Singapore Government committed to develop as LNG trading Hub


my comment from Rolf Suey:

my uneducated guess is the tankers bubble unlikely to burst and it is inconsequential at best. real money was mostly from upstream capex and currently midstream pipelies and downstream distribution. with that in mind, I watch LNG with interest. the market is smaller and SG wanted to be a bigger part of its pricing (currently very fragmented). 
see http://www.bloomberg.com/news/articles/2016-01-25/sgx-seeks-to-break-lng-s-price-link-to-oil-with-singapore-sling 
http://www.straitstimes.com/opinion/the-geopolitics-of-a-world-awash-in-oil 
http://www.straitstimes.com/business/companies-markets/government-committed-to-develop-singapore-as-lng-trading-hub-teo-eng 
I only wonder if it is more politically/survival motivated - https://www.ema.gov.sg/Piped_Natural_Gas_and_Liquefied_Natural_Gas.aspx

Some cut and paste for my own reference from the above links:

He added that he hopes the Singapore SGX LNG Index Group (SLInG), a weekly index based on the submissions from international LNG players who offer their assessment of LNG prices this end, will "evolve to be the Asian LNG price over time". The index, launched by the Energy Market Company in September, now comprises about 20 players. At the same time, the long-term drivers for LNG "remain valid", said Mr Teo. "While we have seen subdued Asia demand because of slower economic growth, there is a growing desire for cleaner air and environment in Asia." In Singapore, for instance, the Singapore LNG Terminal began commercial operations in May 2013, while the Energy Market Authority announced in May this year the shortlisting of four companies to supply Singapore with LNG, he noted. The Government "remains committed to growing LNG as an alternative fuel source and to develop Singapore into a LNG trading hub", said Mr Teo.

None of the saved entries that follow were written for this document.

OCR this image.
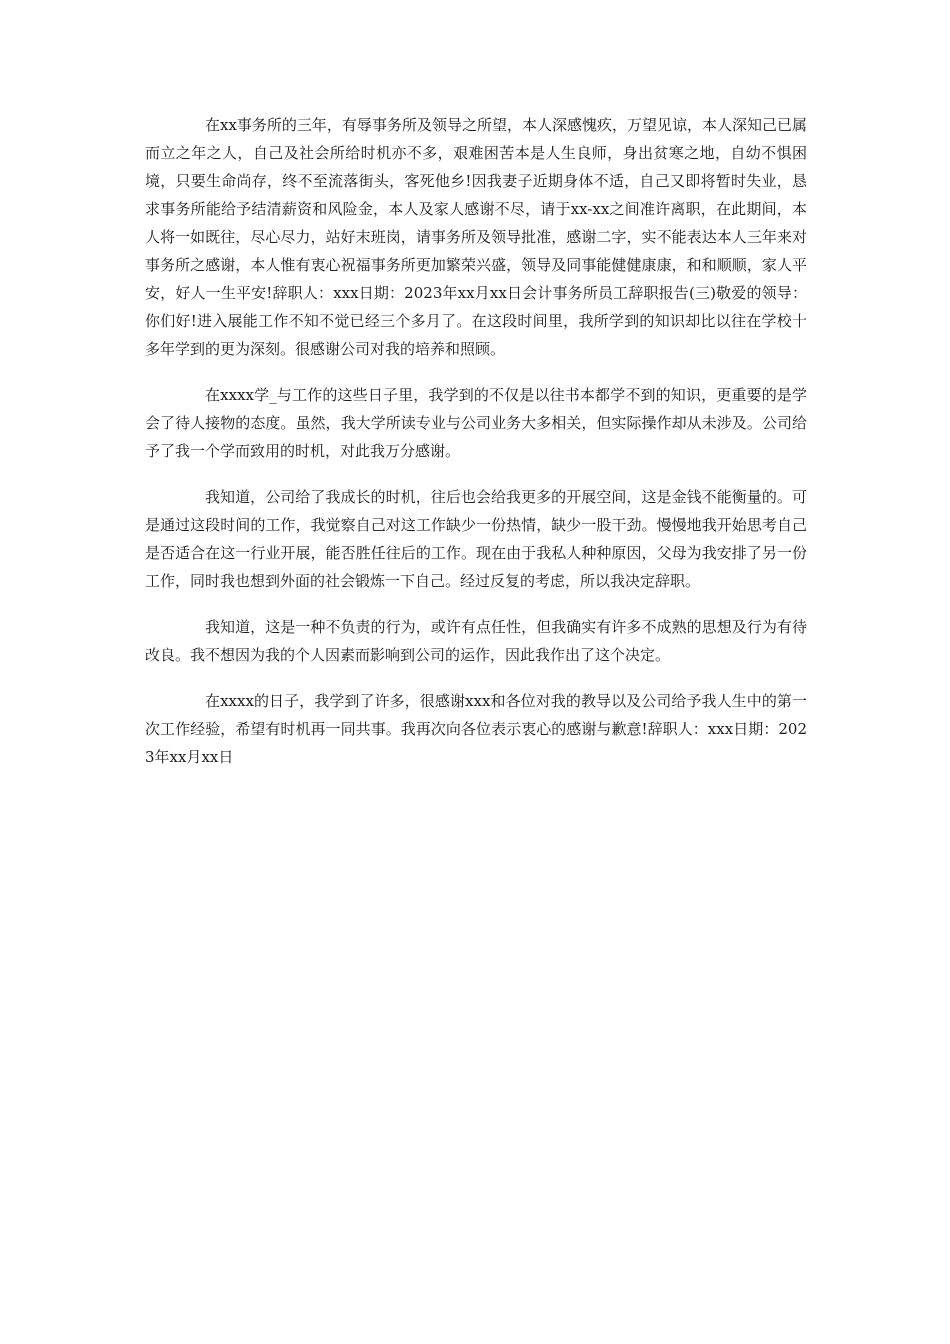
在xx事务所的三年，有辱事务所及领导之所望，本人深感愧疚，万望见谅，本人深知己已属而立之年之人，自己及社会所给时机亦不多，艰难困苦本是人生良师，身出贫寒之地，自幼不惧困境，只要生命尚存，终不至流落街头，客死他乡!因我妻子近期身体不适，自己又即将暂时失业，恳求事务所能给予结清薪资和风险金，本人及家人感谢不尽，请于xx-xx之间准许离职，在此期间，本人将一如既往，尽心尽力，站好末班岗，请事务所及领导批准，感谢二字，实不能表达本人三年来对事务所之感谢，本人惟有衷心祝福事务所更加繁荣兴盛，领导及同事能健健康康，和和顺顺，家人平安，好人一生平安!辞职人：xxx日期：2023年xx月xx日会计事务所员工辞职报告(三)敬爱的领导：        你们好!进入展能工作不知不觉已经三个多月了。在这段时间里，我所学到的知识却比以往在学校十多年学到的更为深刻。很感谢公司对我的培养和照顾。

在xxxx学_与工作的这些日子里，我学到的不仅是以往书本都学不到的知识，更重要的是学会了待人接物的态度。虽然，我大学所读专业与公司业务大多相关，但实际操作却从未涉及。公司给予了我一个学而致用的时机，对此我万分感谢。

我知道，公司给了我成长的时机，往后也会给我更多的开展空间，这是金钱不能衡量的。可是通过这段时间的工作，我觉察自己对这工作缺少一份热情，缺少一股干劲。慢慢地我开始思考自己是否适合在这一行业开展，能否胜任往后的工作。现在由于我私人种种原因，父母为我安排了另一份工作，同时我也想到外面的社会锻炼一下自己。经过反复的考虑，所以我决定辞职。

我知道，这是一种不负责的行为，或许有点任性，但我确实有许多不成熟的思想及行为有待改良。我不想因为我的个人因素而影响到公司的运作，因此我作出了这个决定。

在xxxx的日子，我学到了许多，很感谢xxx和各位对我的教导以及公司给予我人生中的第一次工作经验，希望有时机再一同共事。我再次向各位表示衷心的感谢与歉意!辞职人：xxx日期：2023年xx月xx日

Today, there is growing attention paid to the prospects of the US as an LNG exporter influencing prices in Asia and Europe. The shift occurred because of the unexpected emergence of unconventional oil and gas production in North America, especially as Saudi Arabia did not reduce its oil production to stabilise prices at relatively high levels.
The building of LNG terminals in Singapore will enable Singapore to benefit from price differentials in the Asian, European and North American gas markets. When the first LNG terminal began operations in 2013, Singapore was no longer dependent only on piped natural gas from Indonesia and Malaysia.
Nevertheless, the critical point is that the presence of increasing sources of supply is likely to result in energy prices stabilising at lower levels for the next decade compared to the last 10 years, provided there is no major political upheaval which disrupts energy markets.


Natural gas can be supercooled and liquefied to transport it on tankers between areas difficult to link by pipeline. LNG traded in Asia -- where sellers such as Qatar and Indonesia ship fuel to buyers including Japan or China -- has traditionally been pegged to crude prices. That’s because the region lacks a benchmark similar to Henry Hub in the U.S., which the country’s burgeoning LNG exporters use in sales contracts.

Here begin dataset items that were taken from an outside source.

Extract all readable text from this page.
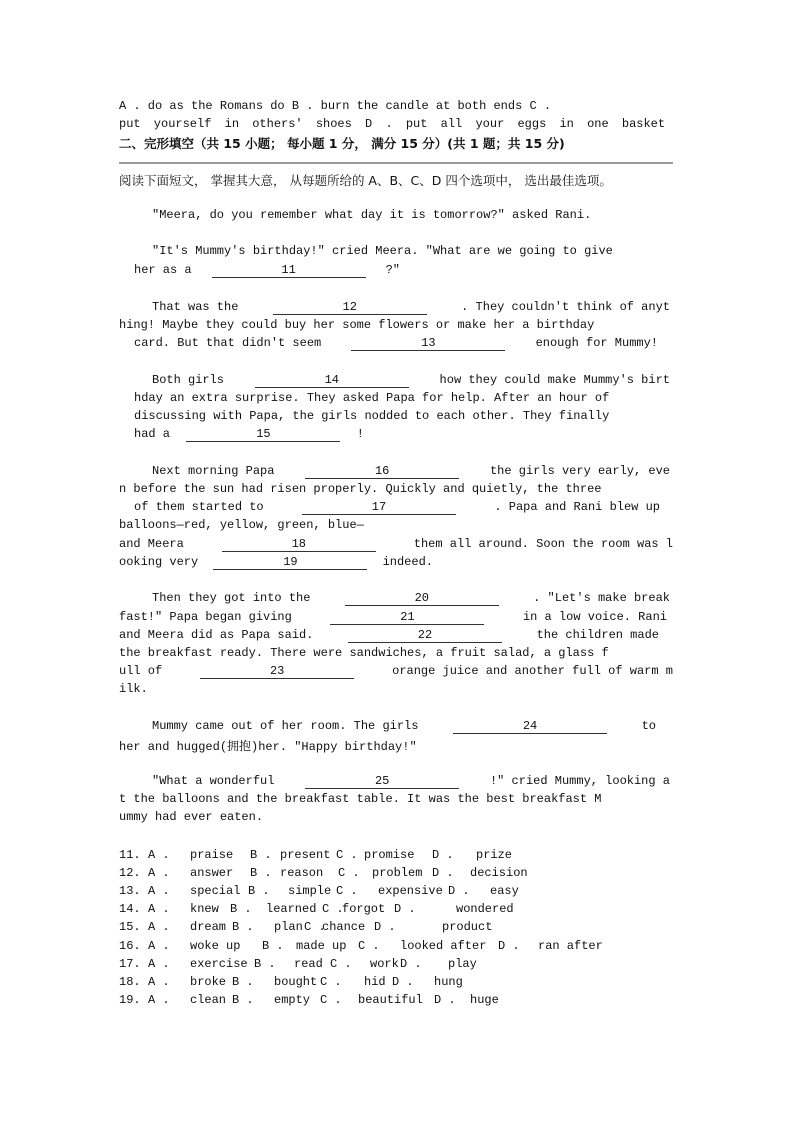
A . do as the Romans do B . burn the candle at both ends C .
put yourself in others' shoes D . put all your eggs in one basket
二、完形填空（共 15 小题； 每小题 1 分， 满分 15 分）(共 1 题；共 15 分)
阅读下面短文， 掌握其大意， 从每题所给的 A、B、C、D 四个选项中， 选出最佳选项。
"Meera, do you remember what day it is tomorrow?" asked Rani.
"It's Mummy's birthday!" cried Meera. "What are we going to give
her as a	11	?"
That was the	12	. They couldn't think of anyt
hing! Maybe they could buy her some flowers or make her a birthday
card. But that didn't seem	13	enough for Mummy!
Both girls	14	how they could make Mummy's birt
hday an extra surprise. They asked Papa for help. After an hour of
discussing with Papa, the girls nodded to each other. They finally
had a	15	!
Next morning Papa	16	the girls very early, eve
n before the sun had risen properly. Quickly and quietly, the three
of them started to	17	. Papa and Rani blew up
balloons—red, yellow, green, blue—
and Meera	18	them all around. Soon the room was l
ooking very	19	indeed.
Then they got into the	20	. "Let's make break
fast!" Papa began giving	21	in a low voice. Rani
and Meera did as Papa said.	22	the children made
the breakfast ready. There were sandwiches, a fruit salad, a glass f
ull of	23	orange juice and another full of warm m
ilk.
Mummy came out of her room. The girls	24	to
her and hugged(拥抱)her. "Happy birthday!"
"What a wonderful	25	!" cried Mummy, looking a
t the balloons and the breakfast table. It was the best breakfast M
ummy had ever eaten.
11. A . praise B . present C . promise D . prize
12. A . answer B . reason C . problem D . decision
13. A . special B . simple C . expensive D . easy
14. A . knew B . learned C .
forgot D .	wondered
15. A . dream B . plan C .
chance D .	product
16. A . woke up B . made up C . looked after D . ran after
17. A . exercise B . read C . work D . play
18. A . broke B . bought C . hid D . hung
19. A . clean B . empty C . beautiful D . huge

“When Singapore talks about being a pricing hub, it is talking more about being a physical hub for gas where as a buyer and seller you can put gas in and take gas out,” Gavin Thompson, Wood Mackenzie’s vice president for China and Northeast Asia gas and power, said in an interview. “That price for the physical commodity is then priced into the short-term spot and long-term contracts, potentially the same way Henry Hub is priced into long-term LNG contracts.”

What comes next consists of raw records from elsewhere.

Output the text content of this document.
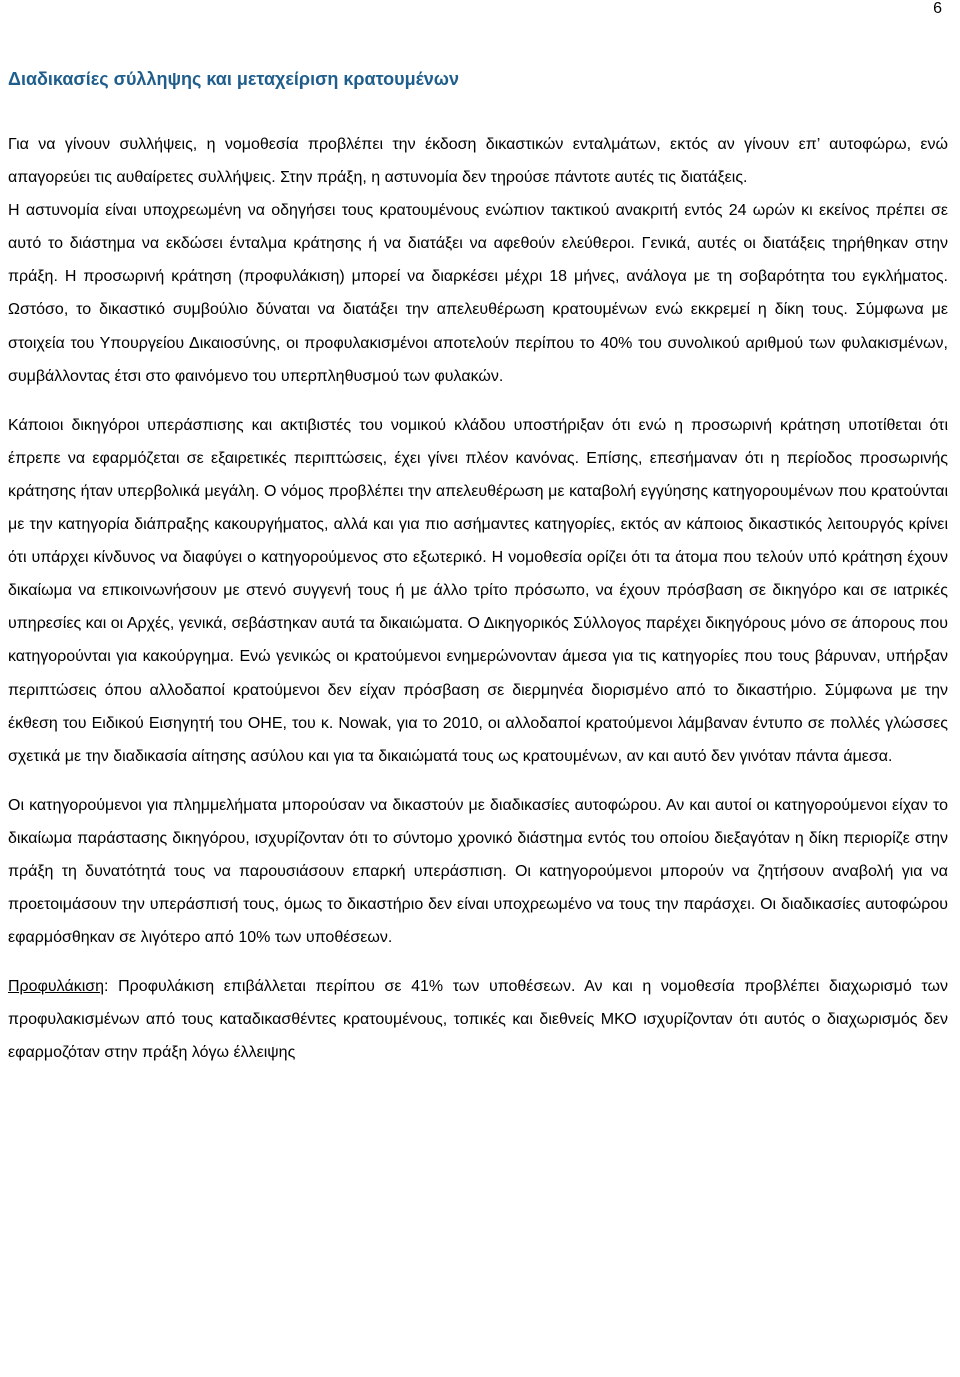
6
Διαδικασίες σύλληψης και μεταχείριση κρατουμένων

Για να γίνουν συλλήψεις, η νομοθεσία προβλέπει την έκδοση δικαστικών ενταλμάτων, εκτός αν γίνουν επ’ αυτοφώρω, ενώ απαγορεύει τις αυθαίρετες συλλήψεις. Στην πράξη, η αστυνομία δεν τηρούσε πάντοτε αυτές τις διατάξεις.

Η αστυνομία είναι υποχρεωμένη να οδηγήσει τους κρατουμένους ενώπιον τακτικού ανακριτή εντός 24 ωρών κι εκείνος πρέπει σε αυτό το διάστημα να εκδώσει ένταλμα κράτησης ή να διατάξει να αφεθούν ελεύθεροι. Γενικά, αυτές οι διατάξεις τηρήθηκαν στην πράξη. Η προσωρινή κράτηση (προφυλάκιση) μπορεί να διαρκέσει μέχρι 18 μήνες, ανάλογα με τη σοβαρότητα του εγκλήματος. Ωστόσο, το δικαστικό συμβούλιο δύναται να διατάξει την απελευθέρωση κρατουμένων ενώ εκκρεμεί η δίκη τους. Σύμφωνα με στοιχεία του Υπουργείου Δικαιοσύνης, οι προφυλακισμένοι αποτελούν περίπου το 40% του συνολικού αριθμού των φυλακισμένων, συμβάλλοντας έτσι στο φαινόμενο του υπερπληθυσμού των φυλακών.

Κάποιοι δικηγόροι υπεράσπισης και ακτιβιστές του νομικού κλάδου υποστήριξαν ότι ενώ η προσωρινή κράτηση υποτίθεται ότι έπρεπε να εφαρμόζεται σε εξαιρετικές περιπτώσεις, έχει γίνει πλέον κανόνας. Επίσης, επεσήμαναν ότι η περίοδος προσωρινής κράτησης ήταν υπερβολικά μεγάλη. Ο νόμος προβλέπει την απελευθέρωση με καταβολή εγγύησης κατηγορουμένων που κρατούνται με την κατηγορία διάπραξης κακουργήματος, αλλά και για πιο ασήμαντες κατηγορίες, εκτός αν κάποιος δικαστικός λειτουργός κρίνει ότι υπάρχει κίνδυνος να διαφύγει ο κατηγορούμενος στο εξωτερικό. Η νομοθεσία ορίζει ότι τα άτομα που τελούν υπό κράτηση έχουν δικαίωμα να επικοινωνήσουν με στενό συγγενή τους ή με άλλο τρίτο πρόσωπο, να έχουν πρόσβαση σε δικηγόρο και σε ιατρικές υπηρεσίες και οι Αρχές, γενικά, σεβάστηκαν αυτά τα δικαιώματα. Ο Δικηγορικός Σύλλογος παρέχει δικηγόρους μόνο σε άπορους που κατηγορούνται για κακούργημα. Ενώ γενικώς οι κρατούμενοι ενημερώνονταν άμεσα για τις κατηγορίες που τους βάρυναν, υπήρξαν περιπτώσεις όπου αλλοδαποί κρατούμενοι δεν είχαν πρόσβαση σε διερμηνέα διορισμένο από το δικαστήριο. Σύμφωνα με την έκθεση του Ειδικού Εισηγητή του ΟΗΕ, του κ. Nowak, για το 2010, οι αλλοδαποί κρατούμενοι λάμβαναν έντυπο σε πολλές γλώσσες σχετικά με την διαδικασία αίτησης ασύλου και για τα δικαιώματά τους ως κρατουμένων, αν και αυτό δεν γινόταν πάντα άμεσα.

Οι κατηγορούμενοι για πλημμελήματα μπορούσαν να δικαστούν με διαδικασίες αυτοφώρου. Αν και αυτοί οι κατηγορούμενοι είχαν το δικαίωμα παράστασης δικηγόρου, ισχυρίζονταν ότι το σύντομο χρονικό διάστημα εντός του οποίου διεξαγόταν η δίκη περιορίζε στην πράξη τη δυνατότητά τους να παρουσιάσουν επαρκή υπεράσπιση. Οι κατηγορούμενοι μπορούν να ζητήσουν αναβολή για να προετοιμάσουν την υπεράσπισή τους, όμως το δικαστήριο δεν είναι υποχρεωμένο να τους την παράσχει. Οι διαδικασίες αυτοφώρου εφαρμόσθηκαν σε λιγότερο από 10% των υποθέσεων.

Προφυλάκιση: Προφυλάκιση επιβάλλεται περίπου σε 41% των υποθέσεων. Αν και η νομοθεσία προβλέπει διαχωρισμό των προφυλακισμένων από τους καταδικασθέντες κρατουμένους, τοπικές και διεθνείς ΜΚΟ ισχυρίζονταν ότι αυτός ο διαχωρισμός δεν εφαρμοζόταν στην πράξη λόγω έλλειψης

Given the nascent stage of market development for LNG, the majority, if not all” of the new contracts will be traded over the counter and cleared by SGX, Lily Chia, the company’s head of product management for commodities, said in an e-mail. The exchange sees SLInG -- shorthand for its FOB Singapore SGX LNG Index Group-- as a pricing tool for traders, financial institutions and power companies, she said.

In 2006, in a bid to diversify and secure the country’s energy sources, the Singapore government announced plans to build an LNG terminal that can be used to store LNG for local use and re-export the fuel to regional markets. The LNG terminal commenced operations on 7 May 2013.